AD | Featured
In today’s technologically advanced world, it can often be tempting to think most of our modern-day inventions have been created relatively recently. However, when you take a closer look through history, many of our supposedly contemporary advancements have been around for hundreds – sometimes thousands – of years.
For example, it might seem logical to think inventions requiring electricity must have only existed after the widespread adoption of electrical power. On the contrary, when you dig a little deeper, it seems crude versions of many of our modern everyday items have been around much longer. Here are just a few examples of today’s products that have their roots much deeper in the past.
Ancient battery tech
While it’s easy to consider batteries as relatively new tech, actually the first-known form of battery – named the Battery of Baghdad – dates back to around 200BC.
Discovered in 1938 near Baghdad, the battery features an iron bar surrounded by copper wire which was dipped into a clay jar filled with a liquid resembling vinegar. Researchers replicating the device found that it was capable of producing between one to two volts of electricity. Quite why it was invented, nobody yet knows.
Batteries remain the bane of our lives today with limited capacity, and most of us enduring the daily ritual of charging our mobile devices. Nonetheless, it’s intriguing to think the tech has existed, albeit in rudimentary form, for over 2000 years.
Bean bags
Bean bags have been found to date back to around 2000BC and were commonplace in Egyptian culture. Initially used mostly for games and juggling, the first bean bags were small leather pouches commonly filled with beans or pebbles.
Bean bags also appear in ancient Chinese culture, used primarily by practitioners of Tai Chi, who would attempt to keep them in the air using various parts of the body (comparable to the modern-day game of Hacky Sack).
However, it would take until the 1960s, and a patent filed by William Roger Dean, before their potential as an item of furniture would be realized, initially for his sea urchin chair.
Once the preserve of 70s bedrooms, bean bags are again making a renaissance with companies like Comfy Sacks producing a range of styles suitable for adults and children alike.
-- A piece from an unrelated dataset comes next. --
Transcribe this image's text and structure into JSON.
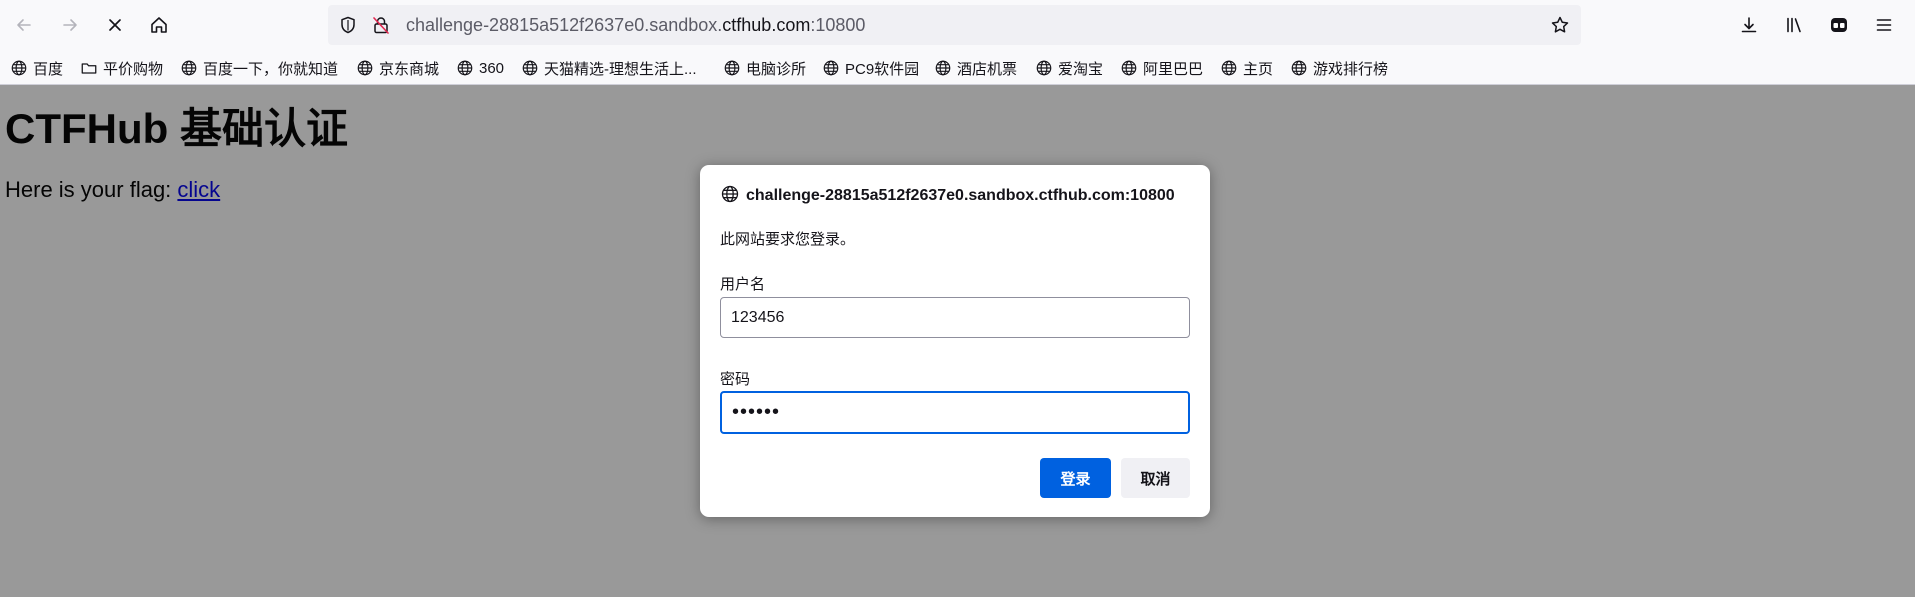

Indeed, one example of their high-quality bean bag designs is a massive 7.5ft long – perfect for the family or individual use.
Alba Amicorum – an early precursor to Facebook
Mark Zuckerberg invented Facebook in 2004, right? Wrong. Well, actually, kind of right in the strictest sense of the computer-driven Facebook we know today. However, historians have long known of a version of the Facebook popular back as far as the 1500s in what is now the Netherlands, known as Alba Amicorum – or, translated from Latin, ‘Book of friends’.
Friends would write “posts” to another in these ancient books, taking turns before passing them on to other friends and acquaintances. Much as we see in today’s Facebook, ‘users’ would write funny stories, song lyrics or quotes from favourite authors in the books – often sharing gossip or personal insights – before handing them on.
It seems rather strange to think it today but, in truth, when you consider the Alba Amicorum there doesn’t seem that much particularly new or ground-breaking about the Facebook concept.
In summary
As humans, we’ve always taken inspiration from the past (directly or indirectly), and most items we consider modern-day or belonging to specific recent generations have their roots held firmly in the past. Doing even a little research lets you see just how much of today’s popular culture owes its existence to days long since passed.